Die Länder Europas sollten bei der Sanktionierung Russlands für dessen Vorgehen in der Ukraine Augenmaß bewahren, mahnte der österreichische Außenminister Alexander Schallenberg bei einer Veranstaltung in Paris. Der Chefdiplomat der Alpenrepublik warnte vor Strafmaßnahmen wie einem pauschalen Visumverbot für alle russischen Bürger. In einer Rede am "Youth & Leaders Summit" der Universität Sciences Po in Paris sagte Schallenberg am Montag:
"Wir dürfen nicht über das Ziel hinausschießen, indem wir zum Beispiel ein Visaverbot für 144 Millionen Russen einführen."
Russland werde trotz der aktuellen Spannungen zwischen der Europäischen Union und ihrem östlichen Nachbarn Teil der europäischen Geschichte und Kultur bleiben, ergänzte der österreichische Chefdiplomat. Schallenberg stellte jedoch klar, dass Wien die Ukraine in ihrem Konflikt mit Moskau, in dem "von Russland angezettelten brutalen Angriffskrieg", uneingeschränkt unterstütze.

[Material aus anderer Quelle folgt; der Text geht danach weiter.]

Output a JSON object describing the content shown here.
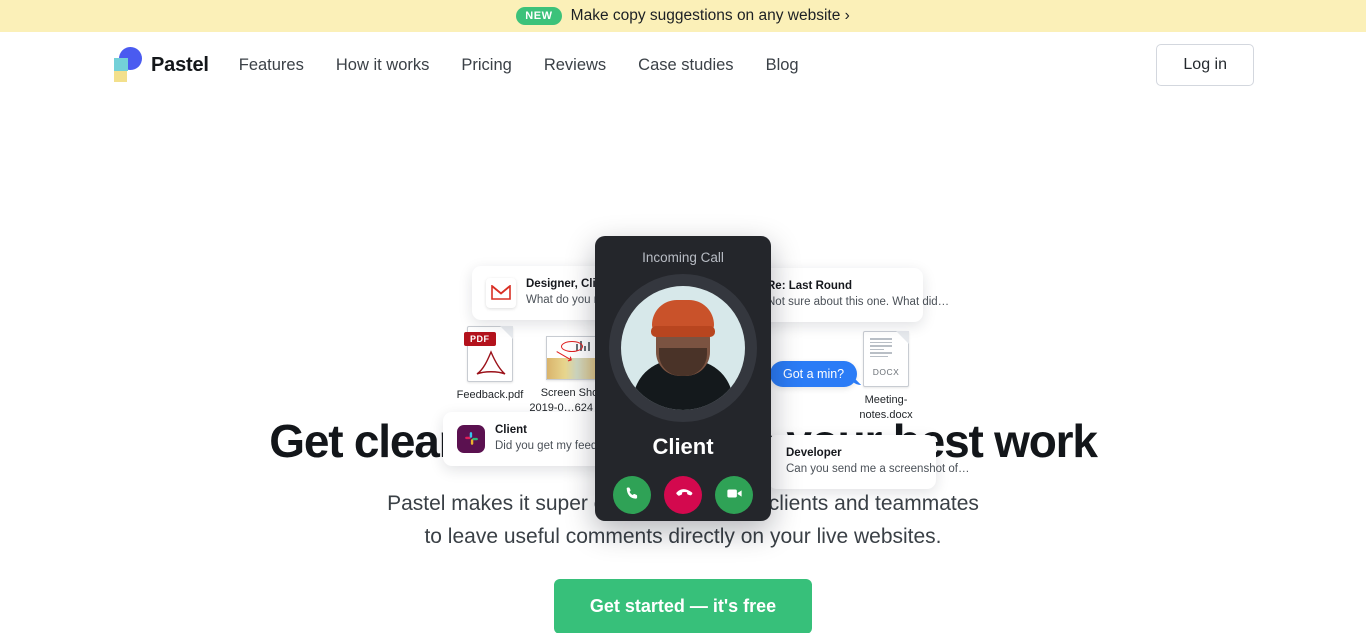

Zugleich aber unterstrich der österreichische Außenminister bei seiner Rede an der französischen Elitehochschule, dass der Westen "auch an den Tag danach, an die Woche danach und an die Monate danach denken muss". Denn die europäische Sicherheitsarchitektur werde auch in Zukunft auf die eine oder andere Weise Russland angesichts seiner Rolle als ständiges Mitglied des UN-Sicherheitsrats und seines Status als Atommacht einbeziehen müssen.

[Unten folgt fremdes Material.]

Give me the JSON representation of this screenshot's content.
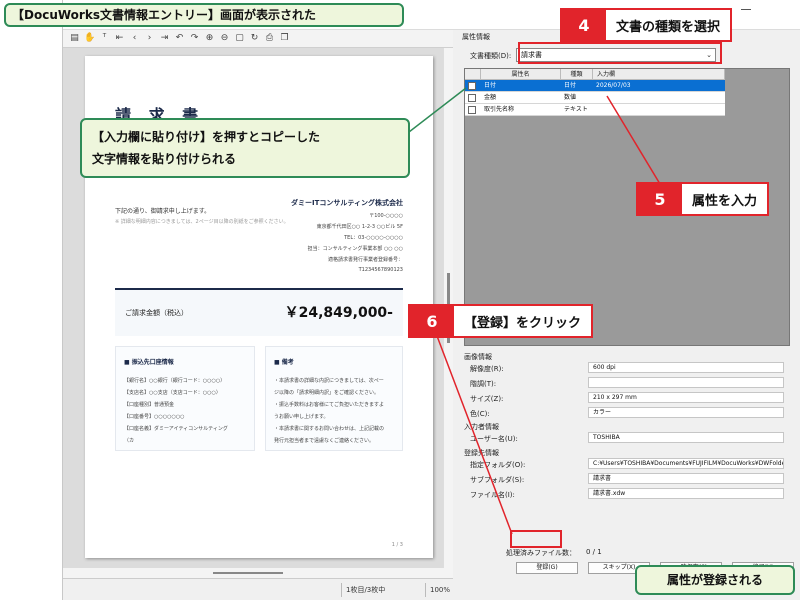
{
  "caption_top": "【DocuWorks文書情報エントリー】画面が表示された",
  "callout_paste": {
    "line1": "【入力欄に貼り付け】を押すとコピーした",
    "line2": "文字情報を貼り付けられる"
  },
  "callout_done": "属性が登録される",
  "steps": {
    "s4": {
      "num": "4",
      "text": "文書の種類を選択"
    },
    "s5": {
      "num": "5",
      "text": "属性を入力"
    },
    "s6": {
      "num": "6",
      "text": "【登録】をクリック"
    }
  },
  "accent_red": "#e1242b",
  "accent_green": "#2e8b57",
  "selection_blue": "#0a6fd2",
  "toolbar_icons": [
    "page-icon",
    "hand-icon",
    "text-cursor-icon",
    "first-page-icon",
    "prev-page-icon",
    "next-page-icon",
    "last-page-icon",
    "back-icon",
    "forward-icon",
    "zoom-in-icon",
    "zoom-out-icon",
    "fit-page-icon",
    "rotate-icon",
    "print-icon",
    "copy-icon"
  ],
  "document": {
    "title": "請 求 書",
    "greeting": "下記の通り、御請求申し上げます。",
    "note": "※ 詳細な明細内容につきましては、2ページ目以降の別紙をご参照ください。",
    "company": "ダミーITコンサルティング株式会社",
    "address": [
      "〒100-○○○○",
      "東京都千代田区○○ 1-2-3 ○○ビル 5F",
      "TEL：03-○○○○-○○○○",
      "担当：コンサルティング事業本部 ○○ ○○",
      "適格請求書発行事業者登録番号：",
      "T1234567890123"
    ],
    "amount_label": "ご請求金額（税込）",
    "amount_value": "￥24,849,000-",
    "bank": {
      "title": "■ 振込先口座情報",
      "lines": [
        "【銀行名】○○銀行（銀行コード：○○○○）",
        "【支店名】○○支店（支店コード：○○○）",
        "【口座種別】普通預金",
        "【口座番号】○○○○○○○",
        "【口座名義】ダミーアイティコンサルティング",
        "（カ"
      ]
    },
    "remarks": {
      "title": "■ 備考",
      "lines": [
        "・本請求書の詳細な内訳につきましては、次ペー",
        "ジ以降の「請求明細内訳」をご確認ください。",
        "・振込手数料はお客様にてご負担いただきますよ",
        "うお願い申し上げます。",
        "・本請求書に関するお問い合わせは、上記記載の",
        "発行元担当者まで遠慮なくご連絡ください。"
      ]
    },
    "page_number": "1 / 3"
  },
  "statusbar": {
    "page": "1枚目/3枚中",
    "zoom": "100%"
  },
  "panel": {
    "tab": "属性情報",
    "doctype_label": "文書種類(D):",
    "doctype_value": "請求書",
    "columns": [
      "属性名",
      "種類",
      "入力欄"
    ],
    "rows": [
      {
        "name": "日付",
        "type": "日付",
        "value": "2026/07/03"
      },
      {
        "name": "金額",
        "type": "数値",
        "value": ""
      },
      {
        "name": "取引先名称",
        "type": "テキスト",
        "value": ""
      }
    ],
    "image_info": {
      "title": "画像情報",
      "resolution_label": "解像度(R):",
      "resolution_value": "600 dpi",
      "gradation_label": "階調(T):",
      "gradation_value": "",
      "size_label": "サイズ(Z):",
      "size_value": "210 x 297 mm",
      "color_label": "色(C):",
      "color_value": "カラー"
    },
    "user_info": {
      "title": "入力者情報",
      "user_label": "ユーザー名(U):",
      "user_value": "TOSHIBA"
    },
    "dest_info": {
      "title": "登録先情報",
      "folder_label": "指定フォルダ(O):",
      "folder_value": "C:¥Users¥TOSHIBA¥Documents¥FUJIFILM¥DocuWorks¥DWFolde",
      "subfolder_label": "サブフォルダ(S):",
      "subfolder_value": "請求書",
      "filename_label": "ファイル名(I):",
      "filename_value": "請求書.xdw"
    },
    "processed_label": "処理済みファイル数：",
    "processed_value": "0 / 1",
    "buttons": {
      "register": "登録(G)",
      "skip": "スキップ(X)",
      "save": "一時保存(S)",
      "finish": "終了(X)"
    }
  }
}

Er betonte bei der Veranstaltung etwa die Bedeutung der Organisation für Sicherheit und Zusammenarbeit in Europa (OSZE) und kritisierte Polen, das bei der letzten Sitzung der Organisation Anfang Dezember 2022 den Vorsitz führte, dafür, dass es den russischen Außenminister Sergei Lawrow von der Veranstaltung ausgeladen hatte. Schallenberg betonte:
"Die OSZE ist eine der wenigen verbliebenen Plattformen, wo russische Diplomaten noch sitzen und sich unsere Argumente, unsere scharfe Kritik am russischen Angriffskrieg anhören müssen."
Neben der Aufgabe, "Augenmaß zu bewahren", sollte sich der Westen auch bemühen, im Jahr 2023 geeint zu bleiben, so der österreichische Spitzendiplomat. "Unser heutiges Handeln wird über den Status der freien Welt in den kommenden Jahren entscheiden", betonte der 53-Jährige vor den Studenten der prestigeträchtigen Politikhochschule.

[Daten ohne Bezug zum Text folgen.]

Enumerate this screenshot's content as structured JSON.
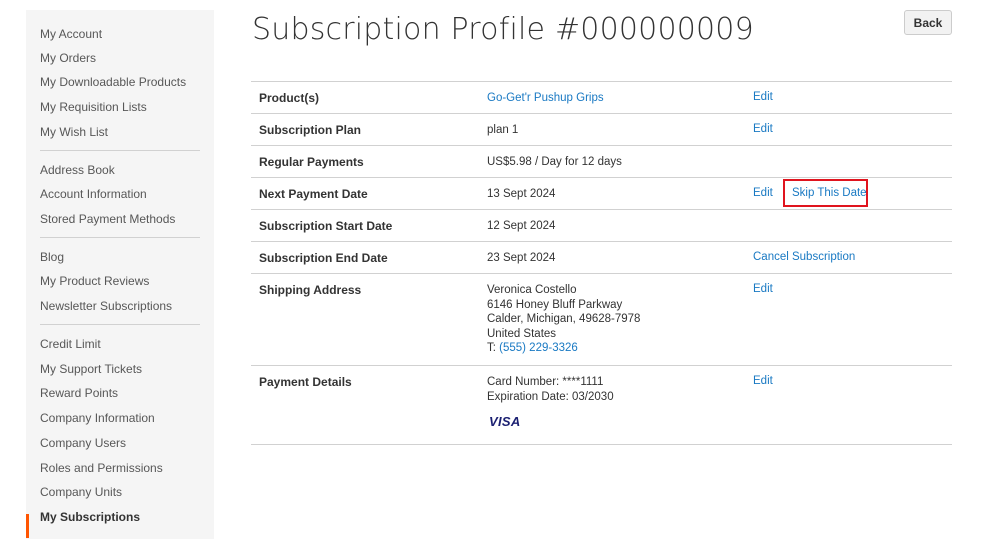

Russland entsandte am 24. Februar 2022 Truppen in die Ukraine und begründete dies mit der Nichtumsetzung des Minsker Abkommens durch Kiew, das den Regionen Donezk und Lugansk einen Sonderstatus innerhalb des ukrainischen Staates einräumen sollte. Die unter deutscher und französischer Vermittlung zustande gekommenen Vereinbarungen waren erstmals 2014 unterzeichnet worden. Der ehemalige ukrainische Präsident Petro Poroschenko hat inzwischen eingeräumt, dass das Hauptziel Kiews darin bestand, mit dem Waffenstillstand Zeit zu gewinnen und "mächtige Streitkräfte zu schaffen".
Kurz vor Ausbruch der Kampfhandlungen erkannte der Kreml die Donbass-Republiken 2022 als unabhängige Staaten an und verlangte, dass die Ukraine sich offiziell zu einem neutralen Land erklärt, das keinem westlichen Militärbündnis beitreten wird. Im vergangenen September wurden Donezk und Lugansk sowie die Regionen Cherson und Saporoschje nach Volksabstimmungen an Russland angegliedert.